Dengan mekanisme hybrid maka diharapkan bisa melindungi seluruh pihak, baik pembeli atau kontraktor kontrak kerja sama (KKKS), karena ada batasan dan perhitungan yang jelas terkait hubungannya dengan fluktuasi harga minyak dunia.

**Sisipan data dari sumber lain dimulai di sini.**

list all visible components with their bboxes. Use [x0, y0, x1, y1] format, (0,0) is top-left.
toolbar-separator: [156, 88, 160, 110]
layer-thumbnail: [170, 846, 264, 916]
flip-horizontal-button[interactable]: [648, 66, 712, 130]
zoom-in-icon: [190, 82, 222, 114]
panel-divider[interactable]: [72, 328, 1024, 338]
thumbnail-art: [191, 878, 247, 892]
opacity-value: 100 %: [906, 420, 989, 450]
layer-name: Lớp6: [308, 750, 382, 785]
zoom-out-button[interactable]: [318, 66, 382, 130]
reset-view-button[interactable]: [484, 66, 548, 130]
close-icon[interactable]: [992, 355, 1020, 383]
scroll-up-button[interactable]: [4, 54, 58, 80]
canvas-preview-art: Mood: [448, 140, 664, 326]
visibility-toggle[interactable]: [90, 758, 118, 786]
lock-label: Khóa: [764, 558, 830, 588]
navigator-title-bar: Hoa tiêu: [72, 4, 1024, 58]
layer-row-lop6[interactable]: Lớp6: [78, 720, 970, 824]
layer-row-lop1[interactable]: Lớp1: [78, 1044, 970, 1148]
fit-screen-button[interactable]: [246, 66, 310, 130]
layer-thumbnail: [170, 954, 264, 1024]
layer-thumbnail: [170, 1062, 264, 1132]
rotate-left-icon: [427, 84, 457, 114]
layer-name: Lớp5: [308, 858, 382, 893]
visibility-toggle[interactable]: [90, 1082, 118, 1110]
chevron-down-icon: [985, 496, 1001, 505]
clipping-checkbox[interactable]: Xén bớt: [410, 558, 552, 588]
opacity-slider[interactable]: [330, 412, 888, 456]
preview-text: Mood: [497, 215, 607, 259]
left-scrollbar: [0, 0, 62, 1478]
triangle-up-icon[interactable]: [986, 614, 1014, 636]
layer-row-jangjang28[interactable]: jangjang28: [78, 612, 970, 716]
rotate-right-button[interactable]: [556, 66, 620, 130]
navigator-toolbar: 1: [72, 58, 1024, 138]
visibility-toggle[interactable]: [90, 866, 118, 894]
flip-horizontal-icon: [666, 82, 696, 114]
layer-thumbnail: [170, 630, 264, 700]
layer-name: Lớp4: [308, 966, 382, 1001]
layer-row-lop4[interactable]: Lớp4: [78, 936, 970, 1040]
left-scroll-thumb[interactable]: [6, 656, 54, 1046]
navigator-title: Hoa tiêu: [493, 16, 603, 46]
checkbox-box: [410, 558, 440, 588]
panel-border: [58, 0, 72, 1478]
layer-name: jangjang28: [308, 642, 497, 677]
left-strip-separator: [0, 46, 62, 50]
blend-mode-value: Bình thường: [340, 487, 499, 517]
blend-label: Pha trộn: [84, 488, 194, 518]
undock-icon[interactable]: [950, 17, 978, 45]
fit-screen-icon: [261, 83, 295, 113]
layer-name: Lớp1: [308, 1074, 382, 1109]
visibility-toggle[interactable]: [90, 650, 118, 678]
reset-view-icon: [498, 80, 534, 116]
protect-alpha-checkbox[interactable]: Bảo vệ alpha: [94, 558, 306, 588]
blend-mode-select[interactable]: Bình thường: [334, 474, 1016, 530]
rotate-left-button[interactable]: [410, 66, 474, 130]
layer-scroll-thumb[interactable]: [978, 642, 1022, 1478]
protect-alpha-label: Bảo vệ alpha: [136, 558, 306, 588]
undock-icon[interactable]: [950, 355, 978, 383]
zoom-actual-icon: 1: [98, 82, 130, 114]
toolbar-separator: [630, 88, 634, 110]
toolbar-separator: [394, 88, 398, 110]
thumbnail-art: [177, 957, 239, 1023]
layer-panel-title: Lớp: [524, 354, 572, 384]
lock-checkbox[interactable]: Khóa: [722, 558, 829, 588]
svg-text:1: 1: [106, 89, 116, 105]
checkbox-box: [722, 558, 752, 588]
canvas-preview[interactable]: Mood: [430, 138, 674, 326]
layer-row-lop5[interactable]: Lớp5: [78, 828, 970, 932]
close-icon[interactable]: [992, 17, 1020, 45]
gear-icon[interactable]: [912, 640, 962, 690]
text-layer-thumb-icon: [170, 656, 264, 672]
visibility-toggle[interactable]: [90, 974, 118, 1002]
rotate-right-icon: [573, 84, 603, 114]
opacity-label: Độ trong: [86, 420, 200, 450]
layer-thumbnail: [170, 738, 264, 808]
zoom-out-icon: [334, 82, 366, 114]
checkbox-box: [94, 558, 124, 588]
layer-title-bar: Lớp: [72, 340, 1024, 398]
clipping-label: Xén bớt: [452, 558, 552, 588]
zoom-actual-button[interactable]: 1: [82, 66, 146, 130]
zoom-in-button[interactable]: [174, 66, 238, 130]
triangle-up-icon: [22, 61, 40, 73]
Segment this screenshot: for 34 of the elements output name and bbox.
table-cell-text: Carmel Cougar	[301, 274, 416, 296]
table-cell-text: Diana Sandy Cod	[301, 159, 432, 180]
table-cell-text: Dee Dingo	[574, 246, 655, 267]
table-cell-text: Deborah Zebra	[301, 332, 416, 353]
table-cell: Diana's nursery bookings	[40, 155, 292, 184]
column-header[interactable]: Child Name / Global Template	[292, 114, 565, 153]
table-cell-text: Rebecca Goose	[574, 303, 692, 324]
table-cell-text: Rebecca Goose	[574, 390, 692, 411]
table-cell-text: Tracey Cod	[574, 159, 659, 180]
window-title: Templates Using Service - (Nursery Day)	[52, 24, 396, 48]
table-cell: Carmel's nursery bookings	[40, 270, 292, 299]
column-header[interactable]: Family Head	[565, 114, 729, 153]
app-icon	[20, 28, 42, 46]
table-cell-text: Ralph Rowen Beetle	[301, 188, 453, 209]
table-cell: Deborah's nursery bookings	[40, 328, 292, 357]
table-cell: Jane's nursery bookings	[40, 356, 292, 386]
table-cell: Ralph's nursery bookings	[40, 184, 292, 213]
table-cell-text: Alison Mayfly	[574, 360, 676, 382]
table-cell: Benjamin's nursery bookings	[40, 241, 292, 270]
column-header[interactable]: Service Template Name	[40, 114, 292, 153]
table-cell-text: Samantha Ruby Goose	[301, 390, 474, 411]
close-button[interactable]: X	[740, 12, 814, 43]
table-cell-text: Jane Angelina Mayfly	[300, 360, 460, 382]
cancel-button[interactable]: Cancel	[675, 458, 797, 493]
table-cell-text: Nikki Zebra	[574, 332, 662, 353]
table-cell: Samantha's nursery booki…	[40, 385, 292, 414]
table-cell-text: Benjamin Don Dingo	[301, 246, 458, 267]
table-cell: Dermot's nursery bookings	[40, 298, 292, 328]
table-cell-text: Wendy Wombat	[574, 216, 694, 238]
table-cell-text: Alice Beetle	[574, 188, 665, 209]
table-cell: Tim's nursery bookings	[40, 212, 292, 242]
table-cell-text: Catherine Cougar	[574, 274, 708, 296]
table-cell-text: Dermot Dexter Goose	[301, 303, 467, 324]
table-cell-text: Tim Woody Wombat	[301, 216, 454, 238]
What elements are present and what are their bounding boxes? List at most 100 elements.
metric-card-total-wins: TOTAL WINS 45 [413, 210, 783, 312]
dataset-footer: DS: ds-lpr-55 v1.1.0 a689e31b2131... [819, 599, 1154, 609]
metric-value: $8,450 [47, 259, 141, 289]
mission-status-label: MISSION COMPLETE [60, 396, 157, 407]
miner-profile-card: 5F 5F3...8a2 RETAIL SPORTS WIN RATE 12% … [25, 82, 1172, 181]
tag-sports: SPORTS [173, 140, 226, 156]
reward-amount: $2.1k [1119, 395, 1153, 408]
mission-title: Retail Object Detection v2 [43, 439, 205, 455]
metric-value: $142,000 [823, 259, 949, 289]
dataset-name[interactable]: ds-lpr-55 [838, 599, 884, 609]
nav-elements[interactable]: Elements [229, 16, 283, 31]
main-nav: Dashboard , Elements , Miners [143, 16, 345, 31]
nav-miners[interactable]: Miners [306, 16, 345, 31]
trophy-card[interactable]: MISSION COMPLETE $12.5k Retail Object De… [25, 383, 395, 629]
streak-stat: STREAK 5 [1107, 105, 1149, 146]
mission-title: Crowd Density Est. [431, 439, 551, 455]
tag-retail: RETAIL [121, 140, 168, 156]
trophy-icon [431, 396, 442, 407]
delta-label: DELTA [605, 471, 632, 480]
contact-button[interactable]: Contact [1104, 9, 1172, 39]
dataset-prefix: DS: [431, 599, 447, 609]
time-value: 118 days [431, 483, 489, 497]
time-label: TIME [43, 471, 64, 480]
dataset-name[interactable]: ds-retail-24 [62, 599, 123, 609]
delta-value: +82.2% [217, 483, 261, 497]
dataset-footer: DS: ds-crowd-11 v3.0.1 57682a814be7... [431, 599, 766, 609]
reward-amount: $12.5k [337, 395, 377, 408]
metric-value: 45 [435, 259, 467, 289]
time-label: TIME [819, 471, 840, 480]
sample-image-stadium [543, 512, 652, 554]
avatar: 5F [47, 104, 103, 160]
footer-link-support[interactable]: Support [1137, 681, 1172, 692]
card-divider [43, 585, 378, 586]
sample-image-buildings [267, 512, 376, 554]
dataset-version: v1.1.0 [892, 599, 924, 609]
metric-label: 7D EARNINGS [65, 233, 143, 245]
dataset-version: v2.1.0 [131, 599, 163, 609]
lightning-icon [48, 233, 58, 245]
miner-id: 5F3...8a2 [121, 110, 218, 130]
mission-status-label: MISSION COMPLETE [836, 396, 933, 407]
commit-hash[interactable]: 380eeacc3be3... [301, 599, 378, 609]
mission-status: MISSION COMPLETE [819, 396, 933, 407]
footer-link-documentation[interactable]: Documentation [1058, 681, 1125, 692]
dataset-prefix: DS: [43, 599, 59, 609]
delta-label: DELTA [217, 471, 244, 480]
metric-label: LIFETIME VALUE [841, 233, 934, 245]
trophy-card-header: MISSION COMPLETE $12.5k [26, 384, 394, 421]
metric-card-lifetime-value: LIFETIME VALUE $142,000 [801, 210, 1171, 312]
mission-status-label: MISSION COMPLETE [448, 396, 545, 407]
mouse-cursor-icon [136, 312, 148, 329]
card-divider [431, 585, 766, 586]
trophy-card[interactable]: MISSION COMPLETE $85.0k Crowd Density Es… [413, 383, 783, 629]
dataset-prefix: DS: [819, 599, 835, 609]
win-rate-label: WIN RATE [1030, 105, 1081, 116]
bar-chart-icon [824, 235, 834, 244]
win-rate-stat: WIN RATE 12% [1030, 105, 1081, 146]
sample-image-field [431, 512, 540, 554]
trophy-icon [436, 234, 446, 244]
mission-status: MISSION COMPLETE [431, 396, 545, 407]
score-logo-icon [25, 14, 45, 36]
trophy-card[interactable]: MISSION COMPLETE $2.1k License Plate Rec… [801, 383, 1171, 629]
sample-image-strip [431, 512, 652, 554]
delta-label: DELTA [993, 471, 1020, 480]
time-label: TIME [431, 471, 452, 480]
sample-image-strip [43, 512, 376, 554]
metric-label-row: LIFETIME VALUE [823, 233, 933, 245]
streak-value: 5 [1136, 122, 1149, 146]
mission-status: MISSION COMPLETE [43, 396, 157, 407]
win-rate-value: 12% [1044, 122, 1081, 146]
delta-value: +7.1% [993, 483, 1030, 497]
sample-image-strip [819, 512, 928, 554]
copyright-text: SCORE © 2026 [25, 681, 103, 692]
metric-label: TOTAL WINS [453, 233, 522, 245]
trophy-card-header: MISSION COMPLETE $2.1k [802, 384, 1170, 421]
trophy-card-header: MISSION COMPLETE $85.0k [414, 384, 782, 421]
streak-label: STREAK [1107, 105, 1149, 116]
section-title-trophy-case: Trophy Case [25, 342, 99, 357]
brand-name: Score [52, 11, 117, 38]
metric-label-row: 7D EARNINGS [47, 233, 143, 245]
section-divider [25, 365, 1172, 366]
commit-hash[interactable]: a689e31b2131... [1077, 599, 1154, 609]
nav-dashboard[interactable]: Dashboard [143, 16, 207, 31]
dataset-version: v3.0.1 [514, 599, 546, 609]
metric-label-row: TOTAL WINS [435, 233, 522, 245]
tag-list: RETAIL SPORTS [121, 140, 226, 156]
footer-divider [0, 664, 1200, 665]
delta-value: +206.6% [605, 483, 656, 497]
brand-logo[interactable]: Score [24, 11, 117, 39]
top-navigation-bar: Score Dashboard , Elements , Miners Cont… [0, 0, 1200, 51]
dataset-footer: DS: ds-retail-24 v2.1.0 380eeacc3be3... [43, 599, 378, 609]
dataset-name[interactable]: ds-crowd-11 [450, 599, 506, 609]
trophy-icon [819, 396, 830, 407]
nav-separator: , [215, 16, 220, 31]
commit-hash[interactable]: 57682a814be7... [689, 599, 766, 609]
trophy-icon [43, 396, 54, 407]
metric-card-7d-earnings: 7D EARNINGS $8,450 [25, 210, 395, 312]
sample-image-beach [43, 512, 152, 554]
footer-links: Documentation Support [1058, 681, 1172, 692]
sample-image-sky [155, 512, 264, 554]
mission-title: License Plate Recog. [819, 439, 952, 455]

“Dengan hybrid itu adalah suatu jalan tengah jika langsung connect dengan harga minyak. Jadi saat harga minyak rendah jadi rendah sekali. Harga tinggi, nanti harga gas tinggi. Jika langsung kayak LNG, pada saat harga diatas US$100 per barel, gasnya nanti bisa US$ 17 per MMBTU, US$ 18 per MMBTU. Dengan hybrid, ini kan jadi separuhnya hanya US$ 10 per MMBTU. Simulasi kita begitu,” tandas Agus.(RI)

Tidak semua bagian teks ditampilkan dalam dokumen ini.